In other upbeat news, my friend Sugar (an alias) is quite, quite pregnant and very happy. She keeps a charming blog about how the pregnancy is coming along, and they've put together a nursery for their daughter-to-be. She said on the blog today that her mother and sister are throwing her a baby shower, and it made me feel warm and happy. I think that's how things are supposed to happen. She's old enough to have a baby on purpose and prepare a wonderful, rich life for it; she will be an involved, nurturing, non-pushover mom; and that baby will come into a huge, loving family. The whole situation makes me happy. I'm been feeling really tired and jaded lately about weddings and babies, maybe because I've been going to weddings that people are having too early and/or for the wrong reasons (i.e., they don't really like each other but both want to get married), and it has felt really forced and dumb. Like we're all just "playing grown-up." But that's not what it's like with Sugar. I'm so happy for her, and it makes me glad to imagine her teaching her little girl to read, and teaching her to make sweet potatoes, and teaching her to call everyone "sugar," like a southern lady should. I know that little girl will doubtlessly be showered with gifts and covered in pink, lacy things, but I also know that Mama will be Boss and the little girl will learn some manners. I also know she will not grow up to be a shithead to her teachers. And that makes me happy :)

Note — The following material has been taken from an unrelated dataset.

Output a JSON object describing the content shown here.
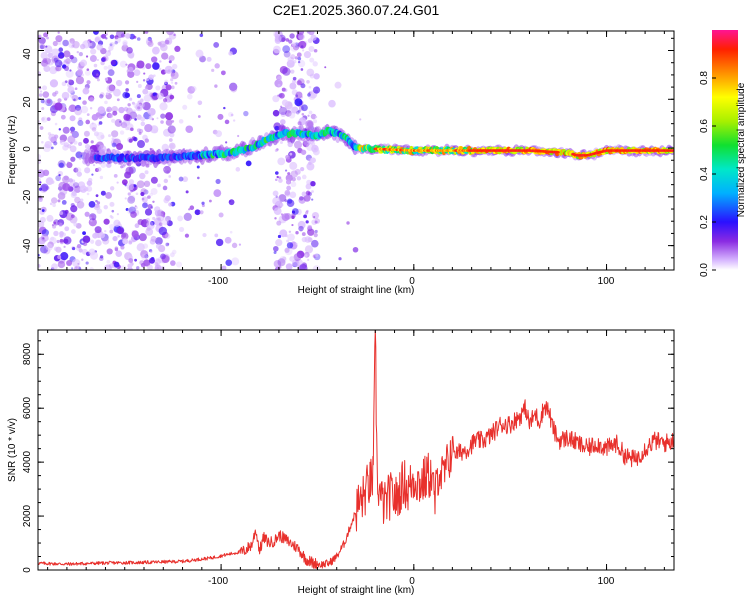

Speaking of weddings, we're going to another one in a couple of weeks for one of Airbear's game-programmer friends down in San Francisco. It's in Sonoma, and I think it will be fancy and nice. It will also be a little vacation, and those are always good. But best of all I think it will be a nice wedding. They seem good for each other, and really happy. And really, I think it is good for Airbear to see normal weddings. They're not all bad. Ha ha.
Well, this update has gotten too long and I need to go play some warcraft. Catch you all soon!
* My gay boyfriend kissed one girl in his life, when he was in high school. (He tried very hard not to be gay, you see.) Anyway, that one girl gave him mono. That must have been what decided it ;) **
** I am, of course, just kidding. There's a picture of him as a toddler wrapped in a pink feather boa and don't-look-at-me-I'm-a-celebrity sunglasses. There was never any real question. Plus he can dance. That decides it.